Good to a Fault
by Marina Endicott
Set in Saskatoon, Canada, this is a novel of trying to do the right thing and not knowing where to draw the line. Good to a Fault is a sweet story with endearing characters you find yourself cheering for ... even the ones you don't like very much. Clara is our protagonist. She's middle aged, unmarried and childless, dissatisfied but mostly accepting of her job at an insurance company, and mulling over the universal questions of what she wants for her future, how so much time has already passed her by, and what mistakes she wishes she could do over again. I pictured her as eager and a little bit frumpy, prone to spending too much time on the question of her place in the universe, but ultimately likeable and someone you'd want to hug.
Enter the Gage family. Clara, distracted with her musings while driving, hits their car, which doubles as their home. The mother, Lorraine, goes to the hospital where she is treated for very minor scrapes and also ... diagnosed with cancer. Clay, the floundering and unreliable father of the family, takes off, leaving Lorraine and the kids to fend for themselves in a hospital in a strange city with no resources. Horrified and determined to help, Clara invites Lorraine's three children and their curmudgeonly grandmother to stay in her home while Lorraine is treated and tries to recover.
As Clara, on the fly, learns the ins and outs of raising children and putting their needs ahead of her own while also running back and forth to the hospital to support Lorraine and working around Grandma's self-centered nastiness, she grapples with another set of existential questions. What does it mean to be "good" and how much do we owe those we have wronged? While she's sorting this out, she (and we, along with her) falls in love with Dolly, Trevor, and baby Pearce, the children who have weathered poverty, homelessness, their father's alcoholism, their mother's uncertainty ... and whose spirits still shine like little reminders of hope and love in the darkest of circumstances. She falls in love with the steadfast Episcopal priest Paul, too, and begins to imagine themselves as a little family. Then Lorraine gets better. Which is a good thing. Right?

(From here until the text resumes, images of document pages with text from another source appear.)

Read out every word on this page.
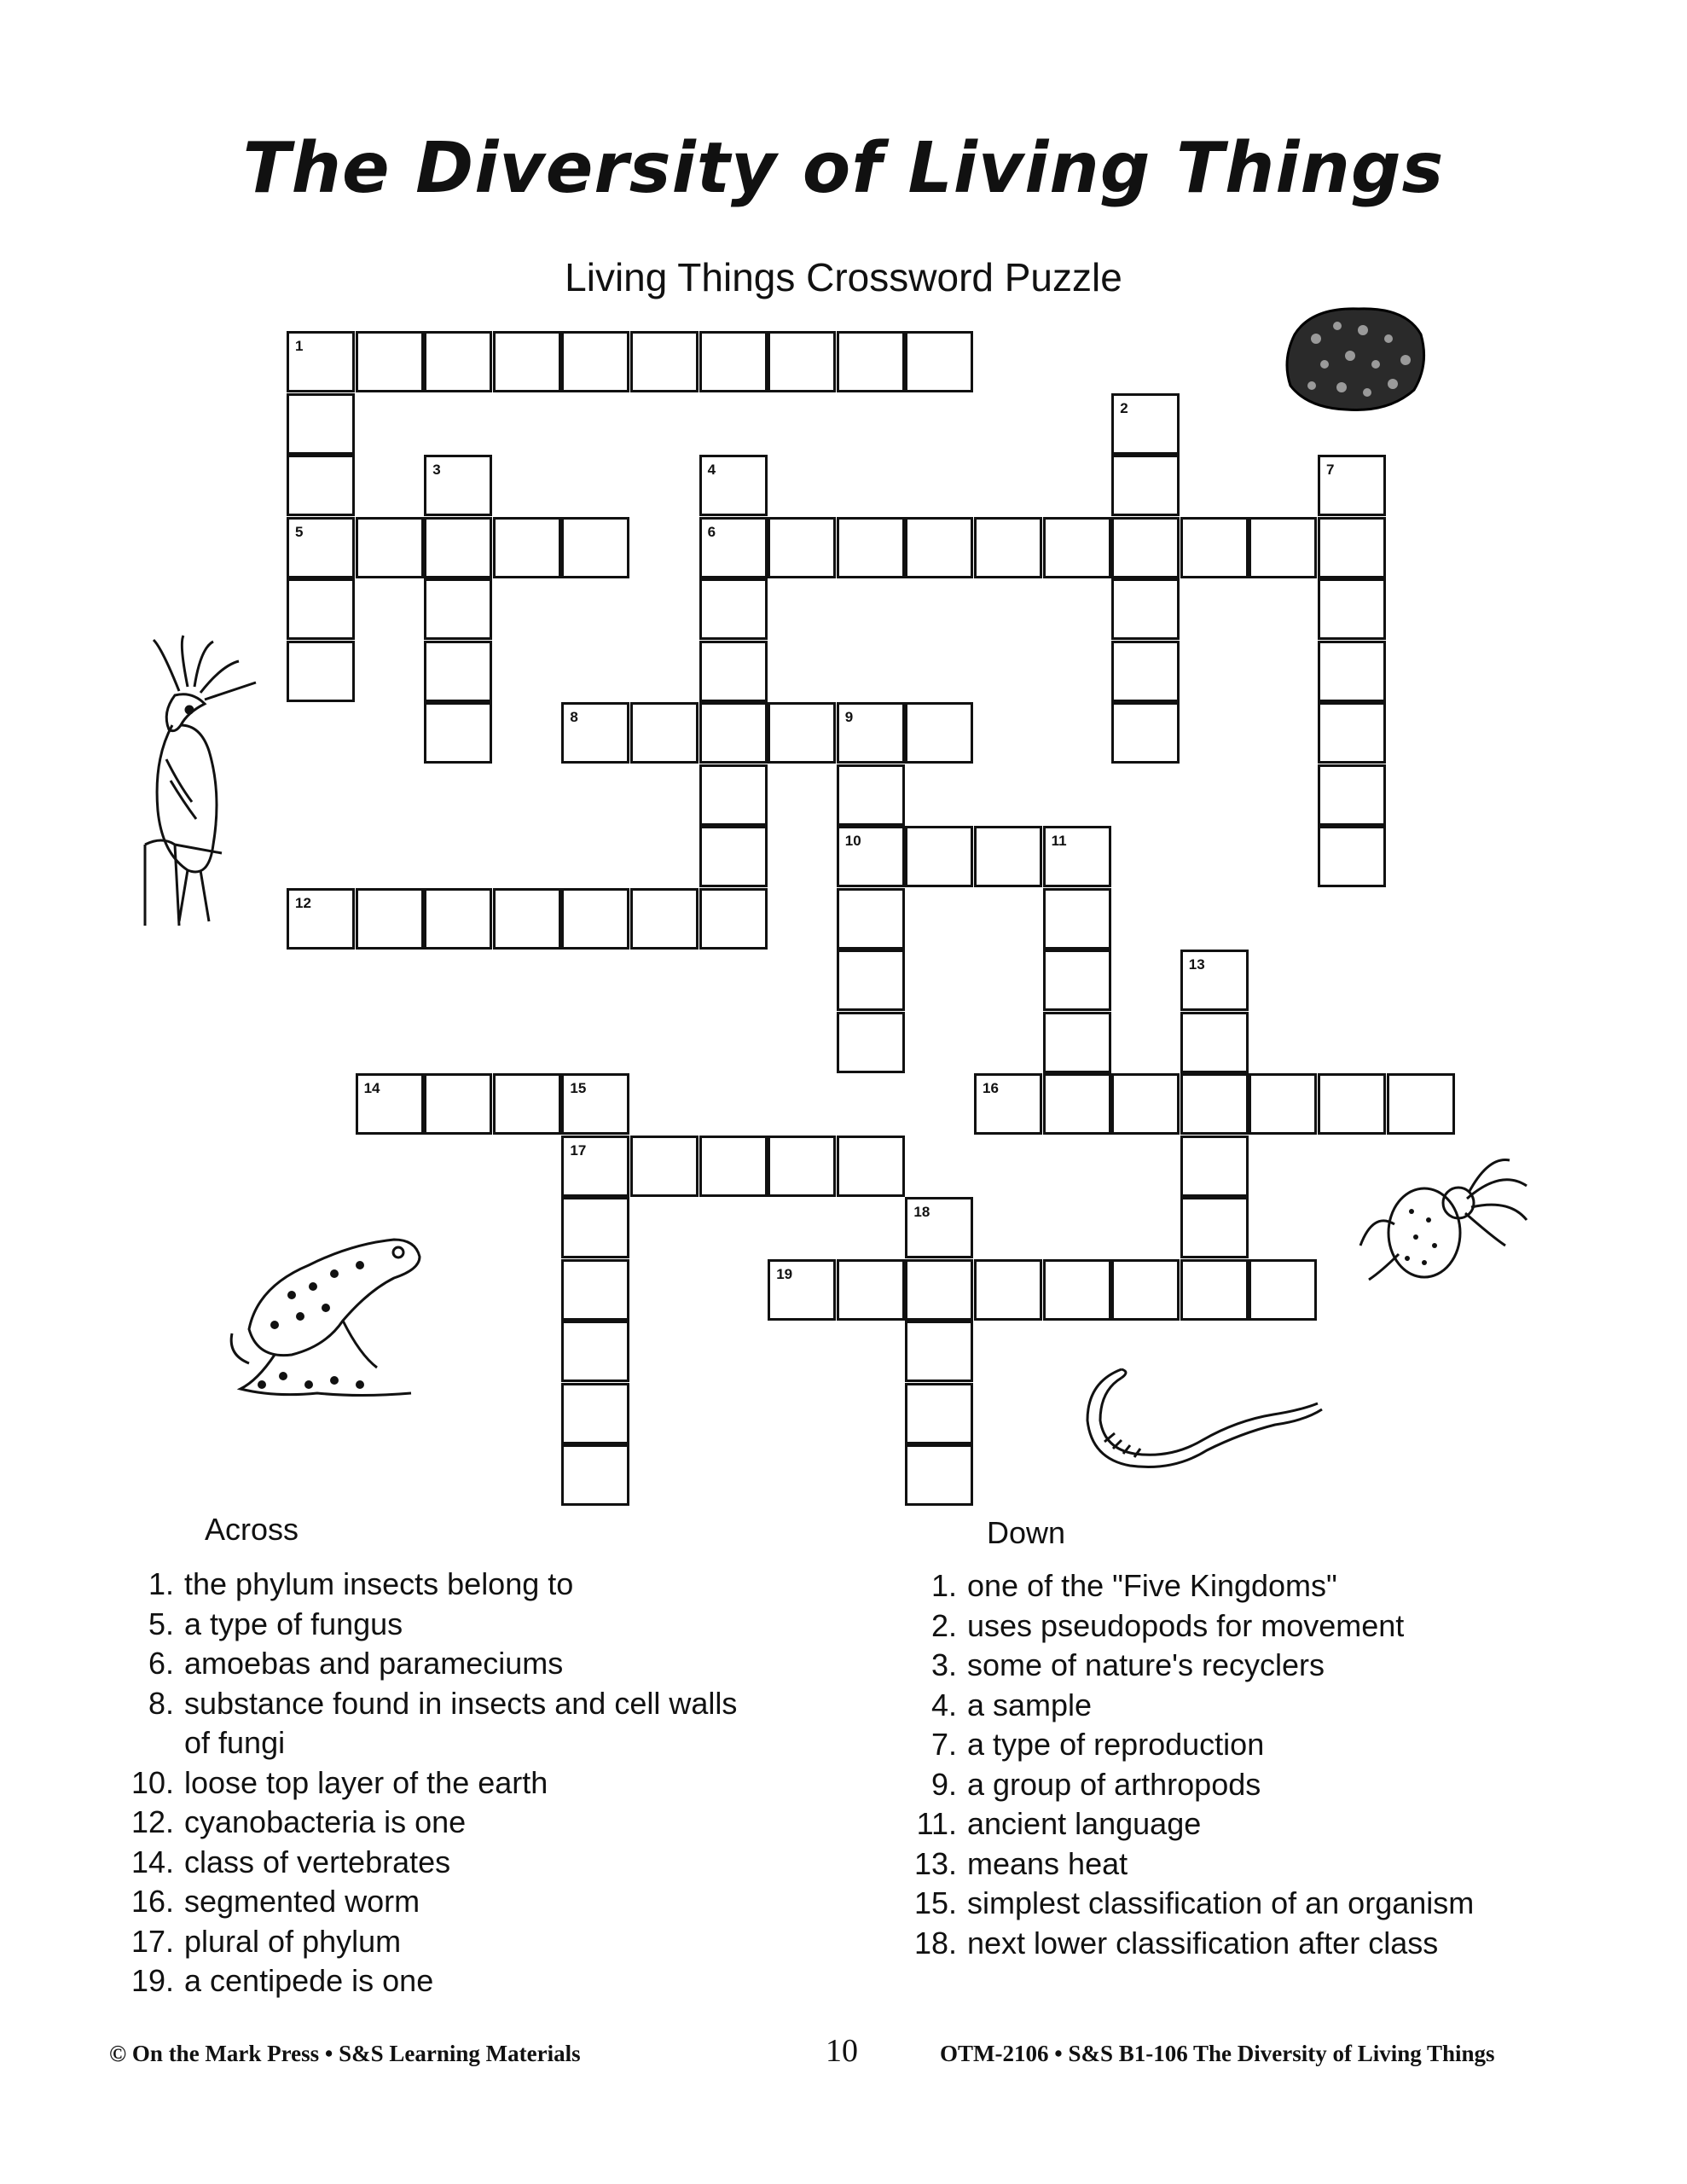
The Diversity of Living Things
Living Things Crossword Puzzle
1
5	6
8	9
10	11
12
14	15	16
17
19
2
3	4	7
13
18
Across
1. the phylum insects belong to
5. a type of fungus
6. amoebas and parameciums
8. substance found in insects and cell walls of fungi
10. loose top layer of the earth
12. cyanobacteria is one
14. class of vertebrates
16. segmented worm
17. plural of phylum
19. a centipede is one
Down
1. one of the "Five Kingdoms"
2. uses pseudopods for movement
3. some of nature's recyclers
4. a sample
7. a type of reproduction
9. a group of arthropods
11. ancient language
13. means heat
15. simplest classification of an organism
18. next lower classification after class
© On the Mark Press • S&S Learning Materials	10	OTM-2106 • S&S B1-106 The Diversity of Living Things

I confess that I saw a little bit of myself in Clara, which always makes the reading experience resonate. I'm not unmarried or childless, but I am middle aged and occasionally frumpy. And I do tend to get myself spun up about those meaning-of-life kinds of questions that leave me wondering if I'm doing all I'm meant to do with, in the words of poet Mary Oliver, my "one wild and precious life." And in the spirit of full disclosure, I do lean a little bit too far forward at times in my efforts to be helpful. Fortunately, I've never moved a homeless family of strangers into my home or completely remodeled my house to make it more comfortable for them, as Clara does. And I guess I've never felt like I was obligated to do good, just that I would really like to. I have definitely experienced feeling unappreciated or unwanted in my effort to help, and while that stings in the moment, it usually serves as a good reminder of boundaries and the limitations we have on our ability to influence another person.
Clara's story doesn't end the way she envisioned it might, but it ends as well as can be expected given the circumstances, the personalities, and the weaknesses of the human condition. That's another good reminder ... that we don't have a crystal ball to show us the future or the outcome of our actions. Our desire to do the right thing and the leaps of faith we often take to execute that desire ... they have to be enough to sustain us.